To determine the topographic effects of zonular tension on the anterior surface of the human crystalline lens.


Real-time topography of the anterior surface of seven fully relaxed, freshly extracted intact, clear, human crystalline lenses aged 3, 17, 45, 54, 54, 56, and 56 years was qualitatively obtained before, during, and after the application of zonular traction. Zonular traction was applied manually either by grasping a group of zonules 180 degrees apart with tying forceps (three lenses), or with micrometers by clamping four portions of the ciliary body that were 90 degrees apart (four lenses).

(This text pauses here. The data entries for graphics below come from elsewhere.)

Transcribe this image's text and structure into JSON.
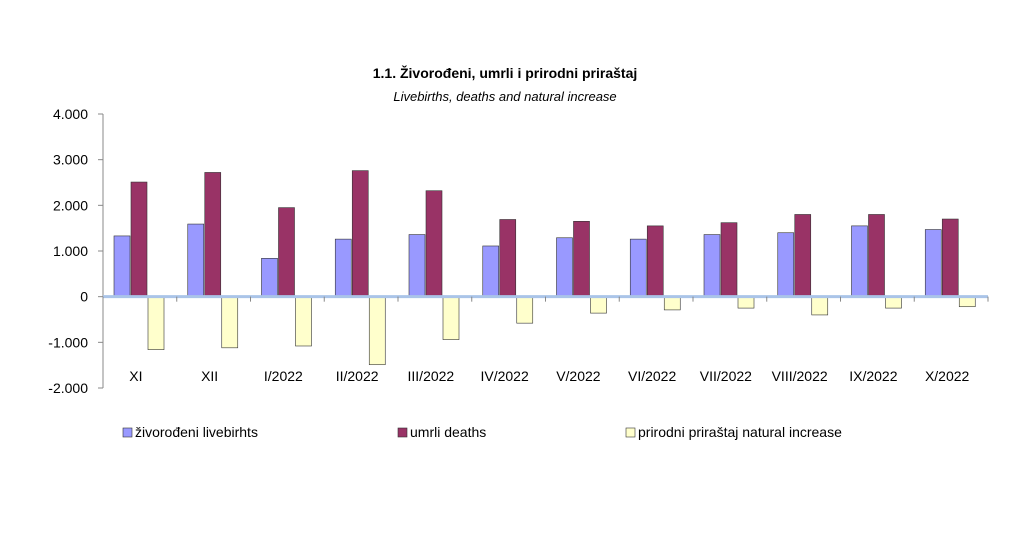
{
  "chart_data": {
    "type": "bar",
    "title": "1.1. Živorođeni, umrli  i prirodni priraštaj",
    "subtitle": "Livebirths,  deaths and natural increase",
    "categories": [
      "XI",
      "XII",
      "I/2022",
      "II/2022",
      "III/2022",
      "IV/2022",
      "V/2022",
      "VI/2022",
      "VII/2022",
      "VIII/2022",
      "IX/2022",
      "X/2022"
    ],
    "series": [
      {
        "name": "živorođeni livebirhts",
        "color": "#9999ff",
        "values": [
          1330,
          1590,
          840,
          1260,
          1360,
          1110,
          1290,
          1260,
          1360,
          1400,
          1550,
          1470
        ]
      },
      {
        "name": "umrli deaths",
        "color": "#993366",
        "values": [
          2510,
          2720,
          1950,
          2760,
          2320,
          1690,
          1650,
          1550,
          1620,
          1800,
          1800,
          1700
        ]
      },
      {
        "name": "prirodni priraštaj natural increase",
        "color": "#ffffcc",
        "values": [
          -1160,
          -1120,
          -1080,
          -1490,
          -940,
          -580,
          -360,
          -290,
          -250,
          -400,
          -250,
          -220
        ]
      }
    ],
    "yticks": [
      "4.000",
      "3.000",
      "2.000",
      "1.000",
      "0",
      "-1.000",
      "-2.000"
    ],
    "ylim": [
      -2000,
      4000
    ],
    "grid": false,
    "legend_position": "bottom"
  }
}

Zonular tension began with the lenses in the fully relaxed, baseline state. As zonular tension was increased across one meridian of all seven lenses, the center of the anterior surface steepened while the periphery of the anterior surface flattened across that meridian of traction. When the tension was reduced across that meridian of traction, the center of the lens flattened while the periphery steepened in that meridian. Four-point zonular traction applied 90 degrees apart produced symmetrical central steepening (four lenses). Reduction of zonular tension across both orthogonal meridians caused symmetrical central flattening.


These observations reveal that when zonular tension is applied to the fully relaxed lens, the center steepens and its periphery flattens in the meridian (or meridians) in which zonular tension is applied. The reverse of this process demonstrates that as tension is reduced, the center of the lens flattens while the periphery steepens either in the meridian of relaxation or symmetrically when zonular tension is released from two orthogonal meridians. These results are opposite to what would have been predicted on the basis of Helmholtz's theory of accommodation.